Now I want to get that data into the data sheet. I’ve searched the “web” entries in Help without finding what I want. The main focus seems to be on moving in the other direction. Is it possible to get the data into the data sheet?
And thanks James, I’ve used the tag functions before and they are truly wondrous but that’s a bigger task than I want to face right now.
That chart seems to be a rendering of the web page, and not the HTML.
That looks like financial information. I used to scrape web pages for stock information, but the pages kept changing until I could no longer scrape them. So now I use an API. It requires a subscription, but it is free for my modest set of data, and if you want more, the cost for individuals is modest. I am using iexcloud.io.
I am also using an API for Zip code information. Again, free for less than 250 lookups a month, which suits me.
I hate to ask this, but why would you want this information in the data sheet of a Panorama database? To me it doesn’t look like something that would be useful for sorting or searching.

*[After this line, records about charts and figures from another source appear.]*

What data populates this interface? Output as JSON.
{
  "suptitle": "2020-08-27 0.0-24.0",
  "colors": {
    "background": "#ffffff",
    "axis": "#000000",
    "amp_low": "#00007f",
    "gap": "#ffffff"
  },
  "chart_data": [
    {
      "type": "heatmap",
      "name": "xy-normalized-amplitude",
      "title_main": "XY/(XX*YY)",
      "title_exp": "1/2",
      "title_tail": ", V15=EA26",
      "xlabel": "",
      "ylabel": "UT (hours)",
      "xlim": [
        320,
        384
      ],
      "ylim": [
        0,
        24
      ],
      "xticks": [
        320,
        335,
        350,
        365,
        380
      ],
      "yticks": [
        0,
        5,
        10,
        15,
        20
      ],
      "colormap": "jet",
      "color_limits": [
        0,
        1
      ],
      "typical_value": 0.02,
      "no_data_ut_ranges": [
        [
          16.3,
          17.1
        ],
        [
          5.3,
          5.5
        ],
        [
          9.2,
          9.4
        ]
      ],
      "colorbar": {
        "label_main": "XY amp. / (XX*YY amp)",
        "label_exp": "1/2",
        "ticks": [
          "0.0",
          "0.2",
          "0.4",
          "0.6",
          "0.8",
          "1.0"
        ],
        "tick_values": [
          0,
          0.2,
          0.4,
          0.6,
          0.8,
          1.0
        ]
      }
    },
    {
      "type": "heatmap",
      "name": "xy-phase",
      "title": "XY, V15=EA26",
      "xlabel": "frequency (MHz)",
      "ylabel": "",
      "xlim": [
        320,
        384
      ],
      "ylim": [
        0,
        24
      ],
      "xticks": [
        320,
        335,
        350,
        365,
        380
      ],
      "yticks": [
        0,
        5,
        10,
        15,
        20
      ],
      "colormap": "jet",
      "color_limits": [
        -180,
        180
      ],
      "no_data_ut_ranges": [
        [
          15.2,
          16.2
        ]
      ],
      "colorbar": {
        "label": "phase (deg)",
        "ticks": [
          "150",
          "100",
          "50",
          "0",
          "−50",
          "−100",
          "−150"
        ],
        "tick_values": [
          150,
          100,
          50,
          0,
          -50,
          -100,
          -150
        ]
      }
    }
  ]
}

If you do want to bring it into Panorama in some sort of structured way, I think James’s suggestion of using the various tag( functions is the only way to go, and it could be a somewhat major task. Though most likely that information is formatted with HTML
tags, so it might not be tooooo bad. But it would probably take hours, not minimutes.
In that case, why even get Safari involved? You can use Panorama’s fileload( function to read the HTML source directly from the index.html file.
Here are some thoughts about parsing your HTML file:
Read about Text Parsing and the many related functions and statements.
You are interested in the part of the HTML file included in table tags only. You could omit Word from your workflow, open the HTML file in TextEdit directly, and delete file contents (e.g. HTML header) outside of the table there. Or you use the PanX xtagvalue( function to extract only the part that is located between table tags.
For sure, you should replace all line breaks with vertical tabs — except those after closing tablerow tags. So you can avoid that big amount on records and keep your table rows together.
If you use the direct import into PanX, you have to consider replacing the combination closing tablecolumn tag + tablecolumn tag with a tab, too.
All that parsing — once it is working — could be done during the import already with the importtext option “REARRANGE”.
With the web browser object, you IMHO have what you want already: You have access to all the data, keep the original table layout, and you have all links clickable. — But you decide if you want to do additional parsing work.
Thanks Kurt but every tag is in a new record rather than in strings. I doubt that I’ll have to do this again so I’m happy to have extracted all of the data I want in my own less elegant way - I got 4500 records down to 800 fairly easily. Job done.